Harvesting and postharvest management

It takes 4-5 years fro a kiwi vine to start bearing worthwhile fruits and 7-8 years for commercial production.  The harvesting period varies from area to area.  The fruits mature earlier at the lower altitude and later at higher altitudes because of variation in temperature.  Under Solan conditions, the fruits can be harvested from October end to third week of November depending upon cultivars, whereas under Shimla condition, the fruits are harvested from last week of November to December.  Kiwi fruits having 6.2% TSS are ideal for harvesting.  But delay in harvesting deteriorates their storability.  They are easily harvested by snapping off the fruit at the abscission layer at the base of the stalk.  At least two pickings are made.  Larger sized berries should be harvested first while smaller ones should be allowed to increase in size and improve in quality.  After harvesting, the fruits are rubbed with a coarse cloth to remove stiff hairs found on their surface.  Hard fruits are transported to the market.  Subsequently, they lose their firmness in two weeks at room temperature and become edible.  On an average, kiwi yield varies from 50 to 100 kg fruits/ vine.  Vines on trellis produce about 25 tons/ ha after seven years.

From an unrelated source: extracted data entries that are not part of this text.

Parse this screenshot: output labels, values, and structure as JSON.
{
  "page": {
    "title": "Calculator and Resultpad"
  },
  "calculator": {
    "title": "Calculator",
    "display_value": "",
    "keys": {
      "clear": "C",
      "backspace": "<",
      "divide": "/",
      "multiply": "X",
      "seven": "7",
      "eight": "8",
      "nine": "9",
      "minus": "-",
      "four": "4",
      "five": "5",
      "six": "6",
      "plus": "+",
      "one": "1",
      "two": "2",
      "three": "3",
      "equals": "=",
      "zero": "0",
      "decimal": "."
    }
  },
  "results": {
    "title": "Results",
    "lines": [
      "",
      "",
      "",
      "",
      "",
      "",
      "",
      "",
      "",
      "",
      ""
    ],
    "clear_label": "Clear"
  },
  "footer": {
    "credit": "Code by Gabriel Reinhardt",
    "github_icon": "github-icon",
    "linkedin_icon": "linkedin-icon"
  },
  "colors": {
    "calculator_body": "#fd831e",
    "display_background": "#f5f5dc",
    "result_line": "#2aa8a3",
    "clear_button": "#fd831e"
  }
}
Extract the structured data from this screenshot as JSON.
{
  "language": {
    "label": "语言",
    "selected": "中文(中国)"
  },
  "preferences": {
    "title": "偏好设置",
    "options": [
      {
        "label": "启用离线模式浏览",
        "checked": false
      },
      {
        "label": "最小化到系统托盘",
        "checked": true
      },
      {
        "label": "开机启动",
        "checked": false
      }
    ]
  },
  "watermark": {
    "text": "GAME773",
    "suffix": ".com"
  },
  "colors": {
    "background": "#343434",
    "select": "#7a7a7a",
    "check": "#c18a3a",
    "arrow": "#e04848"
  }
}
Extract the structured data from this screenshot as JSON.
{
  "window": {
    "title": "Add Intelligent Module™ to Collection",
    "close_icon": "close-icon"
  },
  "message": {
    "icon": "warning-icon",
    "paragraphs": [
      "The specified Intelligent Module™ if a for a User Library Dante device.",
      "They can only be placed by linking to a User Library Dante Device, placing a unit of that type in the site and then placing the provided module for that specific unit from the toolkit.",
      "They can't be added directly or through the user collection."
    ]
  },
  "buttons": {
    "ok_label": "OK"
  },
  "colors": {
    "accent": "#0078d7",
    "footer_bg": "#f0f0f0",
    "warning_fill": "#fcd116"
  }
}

            Kiwi fruits have an excellent keeping quality.  The fruits can be kept in a good condition in a cool place without refrigeration up to eight weeks.  It can be kept for 4-6 months in a cool storage at -0.6` to 0`C.

            In India, there are no grading standards for kiwi.  However, grading should be done on the basis of weight.  In international market, fruit weight of 72 kg is the minimum for export while 100 g is the preferred weight.  In India the fruits weighting 70 g and above are graded as ‘A’ grade fruits and between 40 and 70 g are graded ‘B’ grade fruits.

            Since there is no standard package for kiwi fruits, card board boxes of 3-4 kg capacity are generally used for packing.  Polythene liners in storage cases are very effective in maintaining high humidity and can be used to maintain fruits in good condition for a longer period.